Lost: 5
More excellence from this years eclectic and cleverly situated Poppy Seed Festival. This time the venue is south of the Yarra at St Martins Theatre.
The Irene Mitchell studio, with its natural brick wall, is the perfect venue to infer the atmosphere of a street for five probing monologues relating to homelessness by Daniel Keene. Keene is a Melbourne playwright, deeply engaged with social issues and whose work was most prolifically staged in Melbourne in the mid 1990s.
Lighting by Jason Bovaird and Maddy Seach creates and designates space through projections on the wall. Cold alienating blue light creates contrast between the humanity of the characters and the brutal circumstances they find themselves.
As director of these monologues, Michelle MacNamara keeps the audience’s focus squarely on her very skilled actors as they highlight the poetic nature of Keene’s compassionate and acutely insightful writing. Ms. Mac Namara splits the work The Rain in an effort to link the whole and casts several of the roles against the gender they were written for. There is some disparity of styles, with a couple of works verging on magic realism, and the others more encased in naturalism.
In The Rain, a pervading story of wartime experience, Fleur Murphy talks to the audience from various stages in her life. She draws us into her bemusing inability to name what she experienced perhaps due to the dire profundity of it.
Two Shanks, as brought to us by Stephanie Pick, inspires compassion for a person outside the everyday - perhaps due to a deficiency in comprehending and accessing the social constructions she lives in. This lone individual is someone who takes her own counsel and does not strive to request assistance but creates her own rituals.
Kaddish is penned about an elderly man who lost his wife. As played by Marty Rhone he expresses an overwhelming sense of anger from feeling cheated - traumatized by the loss of his wife to a desperate sense of victimization.
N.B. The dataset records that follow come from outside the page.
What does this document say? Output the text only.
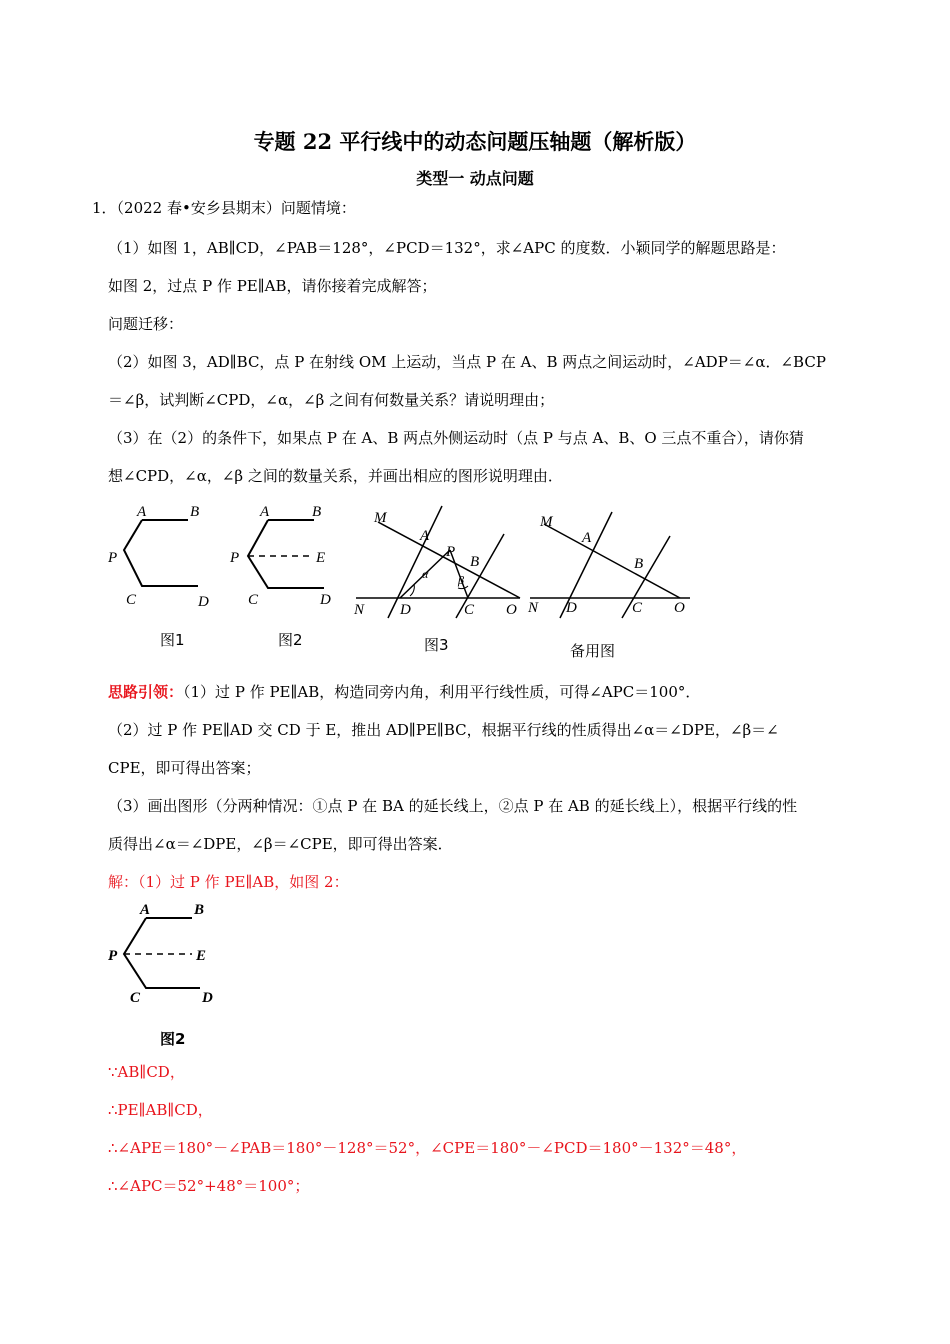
专题 22 平行线中的动态问题压轴题（解析版）
类型一 动点问题
1．（2022 春•安乡县期末）问题情境：
（1）如图 1，AB∥CD，∠PAB＝128°，∠PCD＝132°，求∠APC 的度数．小颖同学的解题思路是：
如图 2，过点 P 作 PE∥AB，请你接着完成解答；
问题迁移：
（2）如图 3，AD∥BC，点 P 在射线 OM 上运动，当点 P 在 A、B 两点之间运动时，∠ADP＝∠α．∠BCP
＝∠β，试判断∠CPD，∠α，∠β 之间有何数量关系？请说明理由；
（3）在（2）的条件下，如果点 P 在 A、B 两点外侧运动时（点 P 与点 A、B、O 三点不重合），请你猜
想∠CPD，∠α，∠β 之间的数量关系，并画出相应的图形说明理由．
A	B
P
C	D
图1
A	B
P	E
C	D
图2
M
A
P
B
α β
N D	C O
图3
M
A
B
N D	C O
备用图
思路引领：（1）过 P 作 PE∥AB，构造同旁内角，利用平行线性质，可得∠APC＝100°．
（2）过 P 作 PE∥AD 交 CD 于 E，推出 AD∥PE∥BC，根据平行线的性质得出∠α＝∠DPE，∠β＝∠
CPE，即可得出答案；
（3）画出图形（分两种情况：①点 P 在 BA 的延长线上，②点 P 在 AB 的延长线上），根据平行线的性
质得出∠α＝∠DPE，∠β＝∠CPE，即可得出答案．
解：（1）过 P 作 PE∥AB，如图 2：
A	B
P	E
C	D
图2
∵AB∥CD，
∴PE∥AB∥CD，
∴∠APE＝180°－∠PAB＝180°－128°＝52°，∠CPE＝180°－∠PCD＝180°－132°＝48°，
∴∠APC＝52°+48°＝100°；
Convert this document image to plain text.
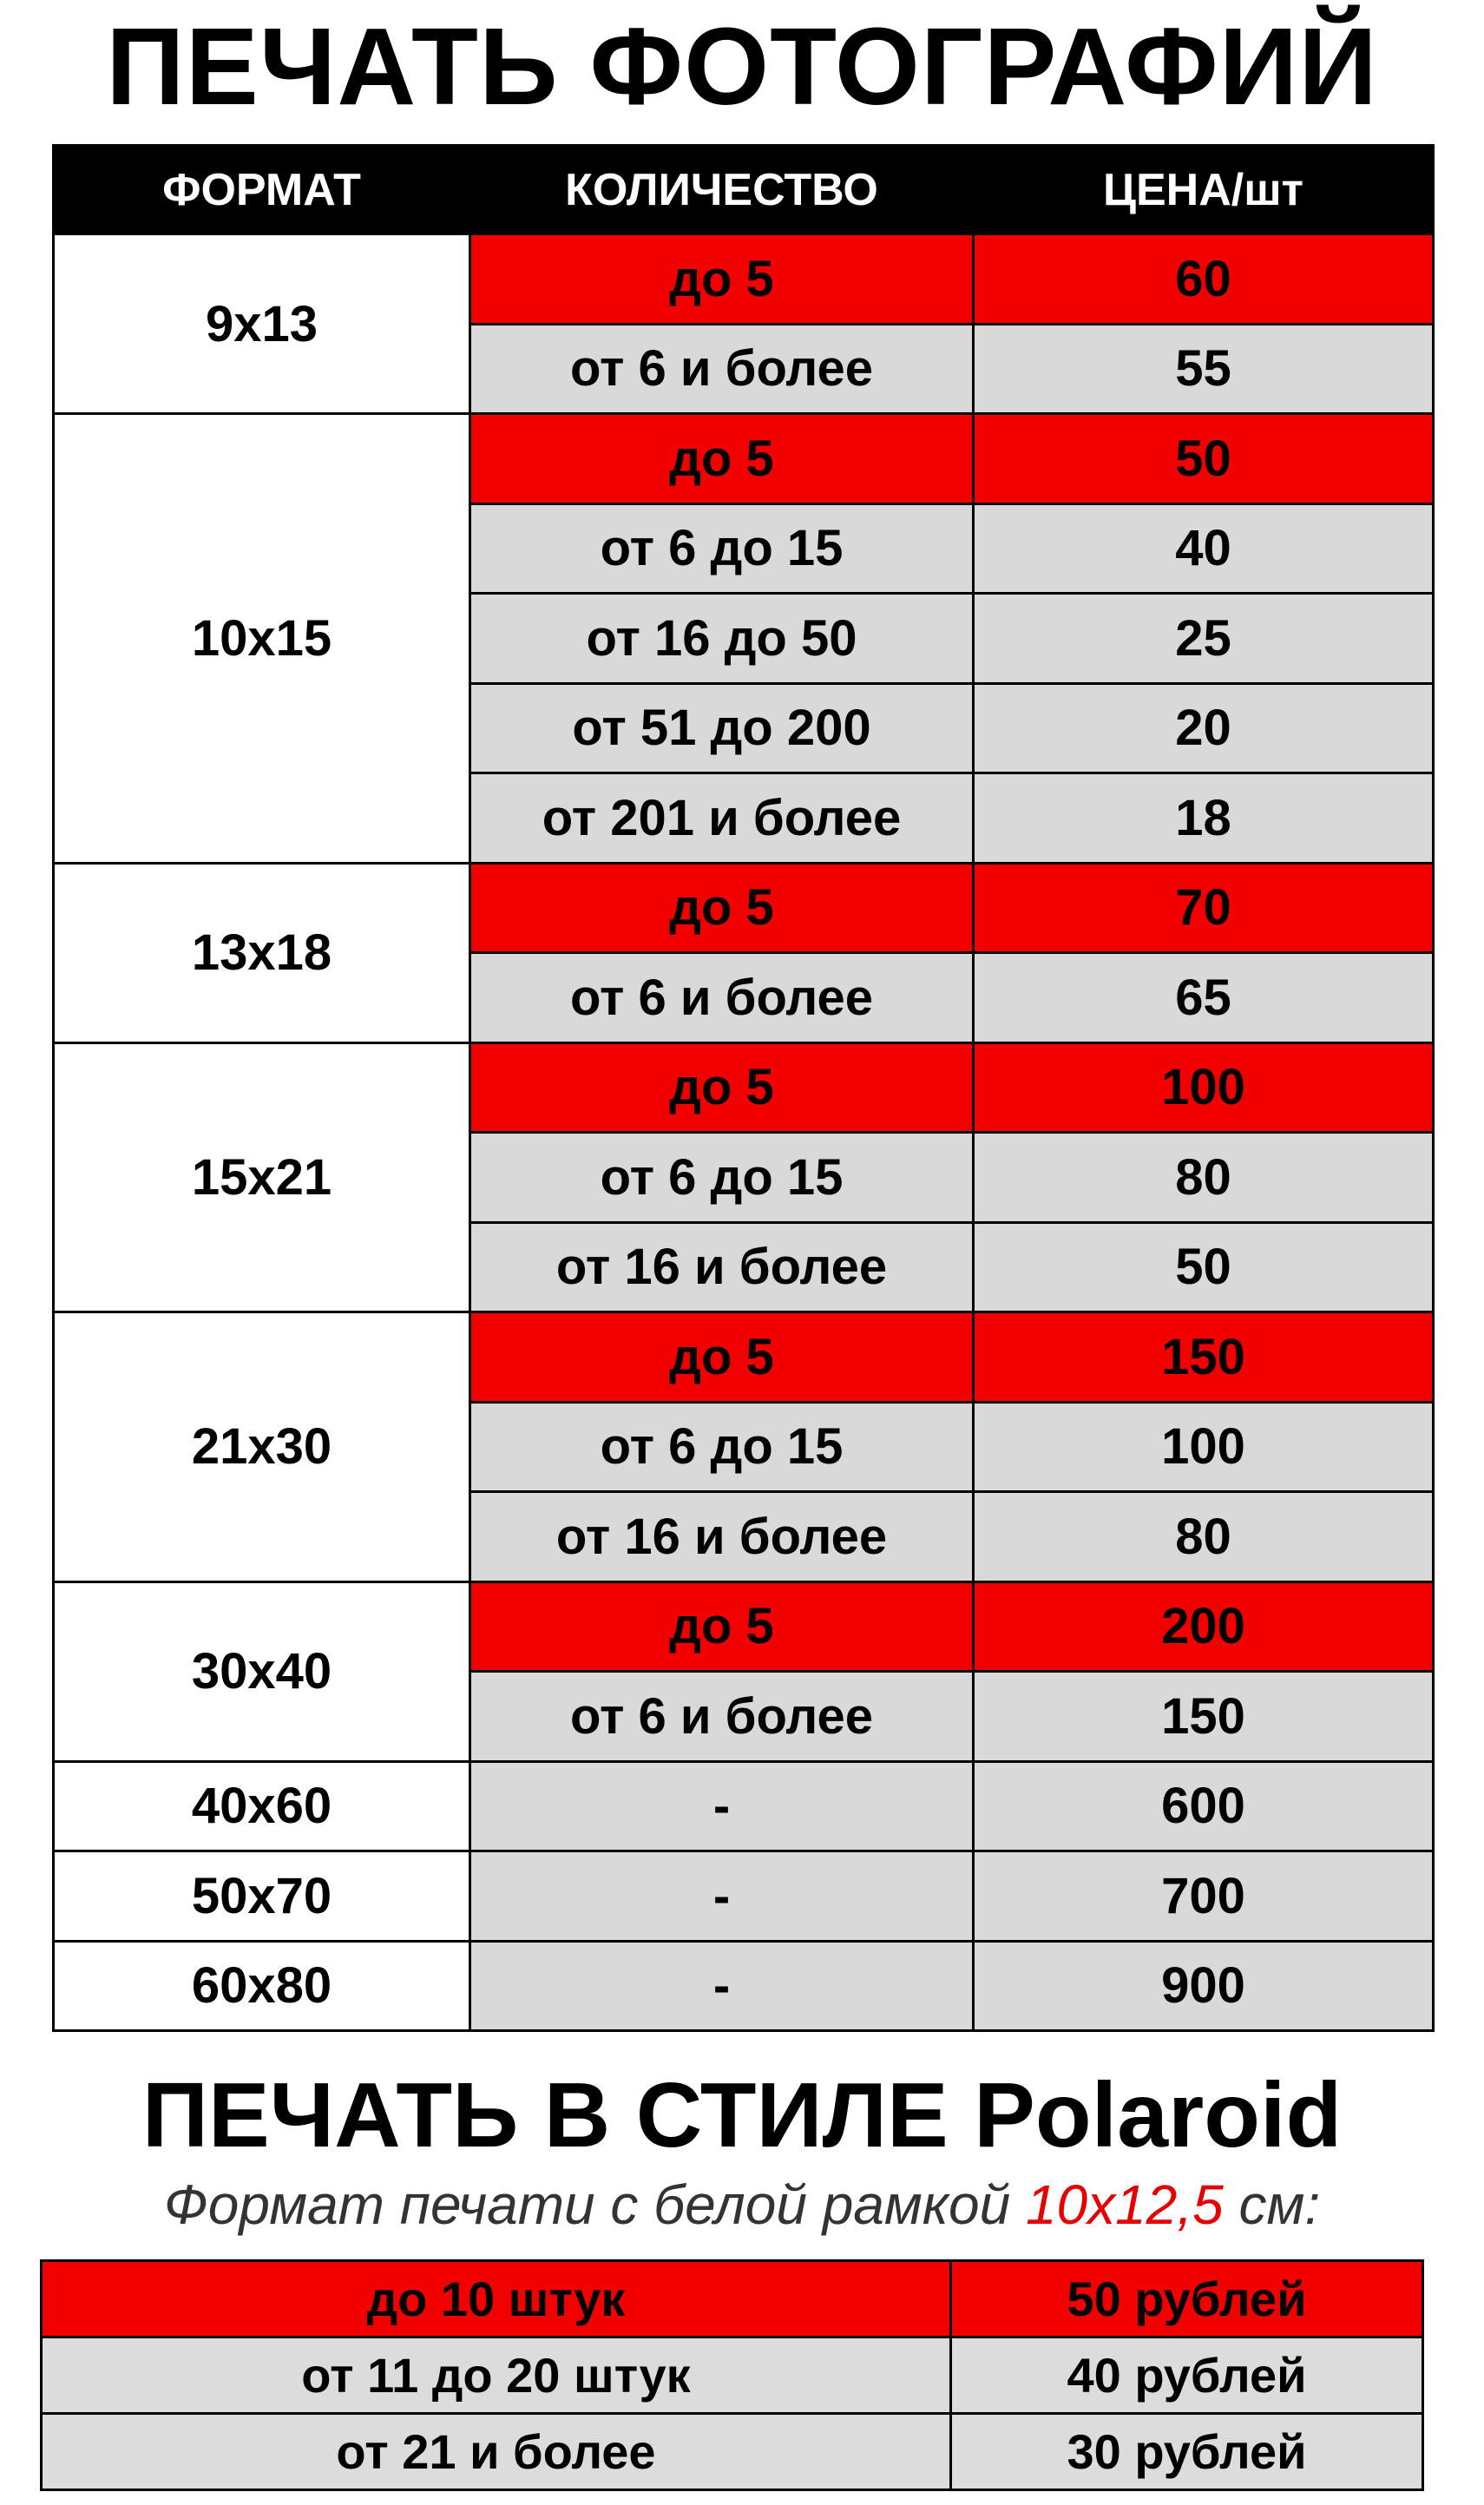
ПЕЧАТЬ ФОТОГРАФИЙ
ФОРМАТ	КОЛИЧЕСТВО	ЦЕНА/шт
9x13	до 5	60
	от 6 и более	55
10x15	до 5	50
	от 6 до 15	40
	от 16 до 50	25
	от 51 до 200	20
	от 201 и более	18
13x18	до 5	70
	от 6 и более	65
15x21	до 5	100
	от 6 до 15	80
	от 16 и более	50
21x30	до 5	150
	от 6 до 15	100
	от 16 и более	80
30x40	до 5	200
	от 6 и более	150
40x60	-	600
50x70	-	700
60x80	-	900
ПЕЧАТЬ В СТИЛЕ Polaroid
Формат печати с белой рамкой 10x12,5 см:
до 10 штук	50 рублей
от 11 до 20 штук	40 рублей
от 21 и более	30 рублей
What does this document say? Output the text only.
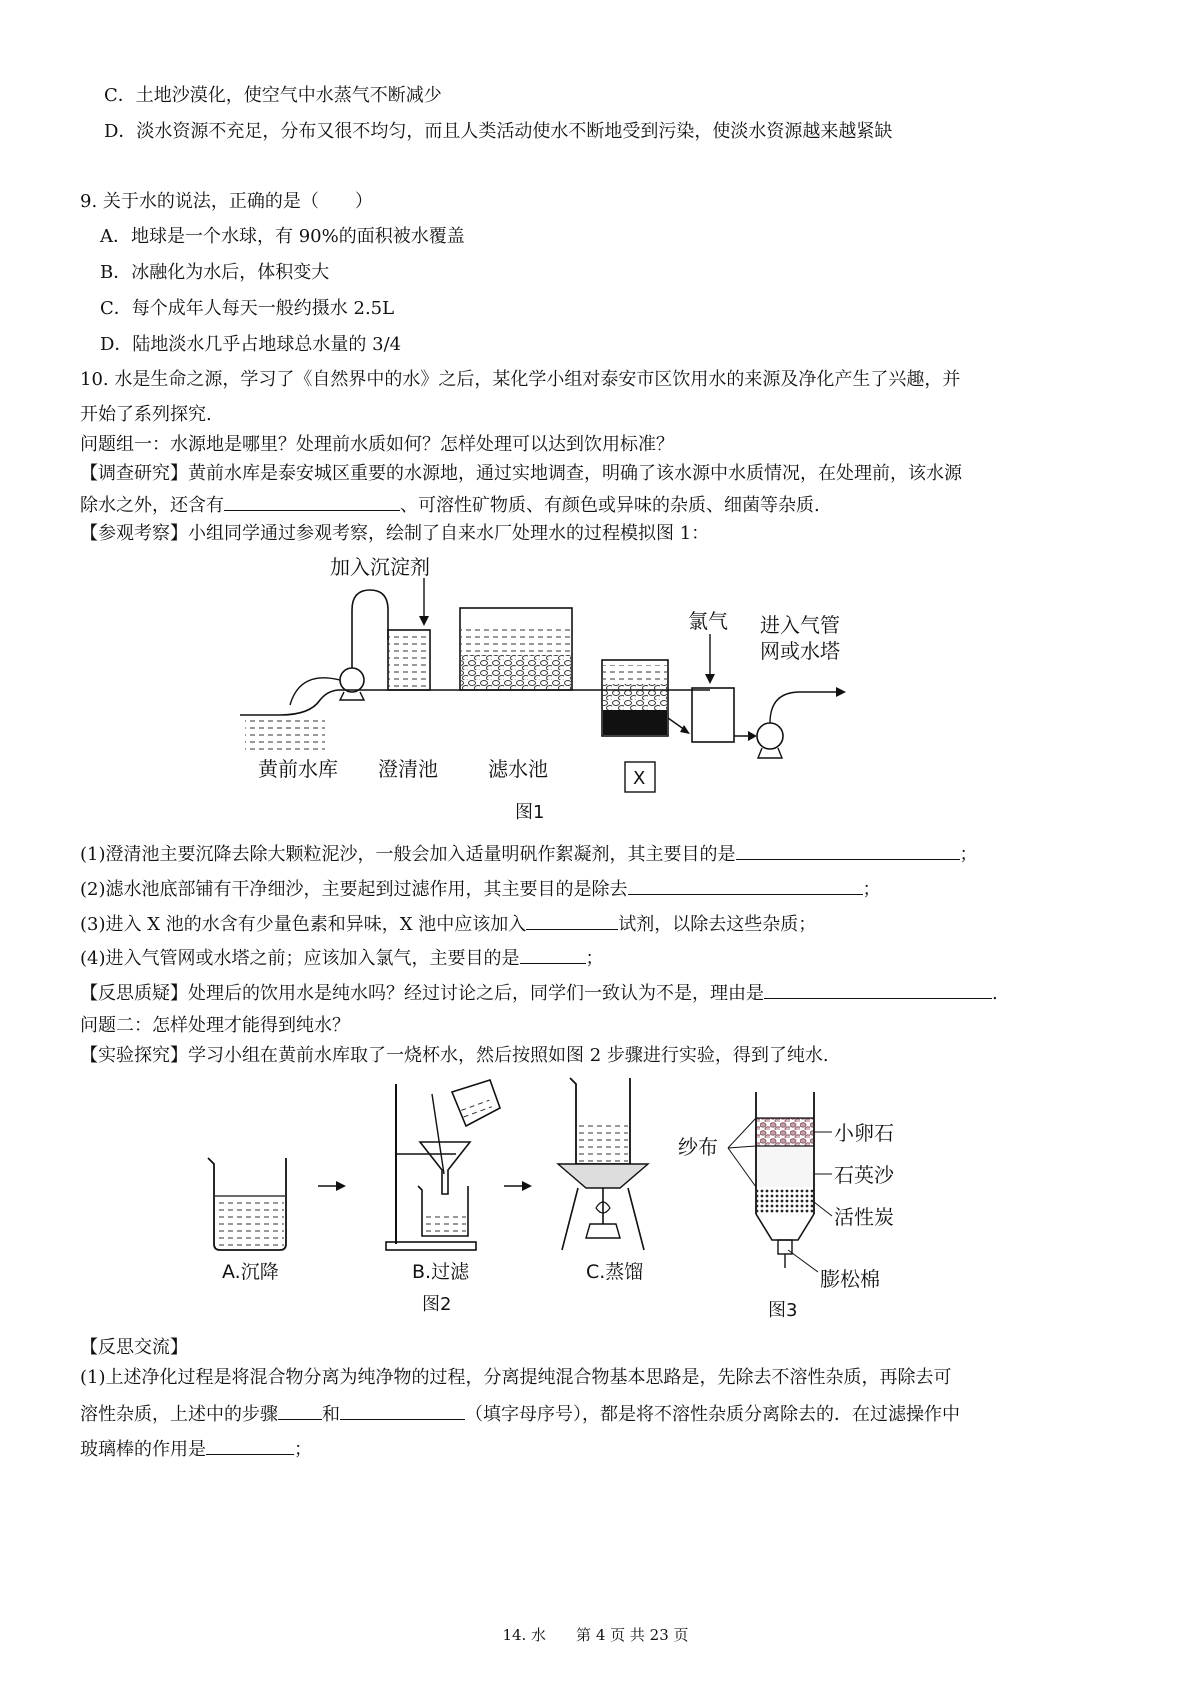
C．土地沙漠化，使空气中水蒸气不断减少
D．淡水资源不充足，分布又很不均匀，而且人类活动使水不断地受到污染，使淡水资源越来越紧缺
9. 关于水的说法，正确的是（　　）
A．地球是一个水球，有 90%的面积被水覆盖
B．冰融化为水后，体积变大
C．每个成年人每天一般约摄水 2.5L
D．陆地淡水几乎占地球总水量的 3/4
10. 水是生命之源，学习了《自然界中的水》之后，某化学小组对泰安市区饮用水的来源及净化产生了兴趣，并
开始了系列探究.
问题组一：水源地是哪里？处理前水质如何？怎样处理可以达到饮用标准？
【调查研究】黄前水库是泰安城区重要的水源地，通过实地调查，明确了该水源中水质情况，在处理前，该水源
除水之外，还含有	、可溶性矿物质、有颜色或异味的杂质、细菌等杂质.
【参观考察】小组同学通过参观考察，绘制了自来水厂处理水的过程模拟图 1：
加入沉淀剂
氯气 进入气管
网或水塔
黄前水库 澄清池	滤水池	X
图1
(1)澄清池主要沉降去除大颗粒泥沙，一般会加入适量明矾作絮凝剂，其主要目的是	；
(2)滤水池底部铺有干净细沙，主要起到过滤作用，其主要目的是除去	；
(3)进入 X 池的水含有少量色素和异味，X 池中应该加入	试剂，以除去这些杂质；
(4)进入气管网或水塔之前；应该加入氯气，主要目的是	；
【反思质疑】处理后的饮用水是纯水吗？经过讨论之后，同学们一致认为不是，理由是	.
问题二：怎样处理才能得到纯水？
【实验探究】学习小组在黄前水库取了一烧杯水，然后按照如图 2 步骤进行实验，得到了纯水.
纱布
小卵石
石英沙
活性炭
膨松棉
A.沉降	B.过滤	C.蒸馏
图2	图3
【反思交流】
(1)上述净化过程是将混合物分离为纯净物的过程，分离提纯混合物基本思路是，先除去不溶性杂质，再除去可
溶性杂质，上述中的步骤 和	（填字母序号），都是将不溶性杂质分离除去的．在过滤操作中
玻璃棒的作用是	；
14. 水　　第 4 页 共 23 页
Kiniesha Nottle plays her character in Getting Shelter like a wild woman from the Medieval era. She brings to the work an edge of heightened realism, a little at odds with the more grounded realism of the other characters. However it could be argued it adds to the variety of the work as a whole. Ms. Nottle certainly brings with her a sparkling joy of performing and is most entertaining and engaging.
Pearce Hessling most vulnerably conveys the wacky rhythms of someone who would be better served in an institution than on the streets in A Foundling.
Expect to be moved with the depth and complexity of the content about five individuals all of whom have suffered considerable trauma. This is the type of work that elevates through its vital and elusive insights.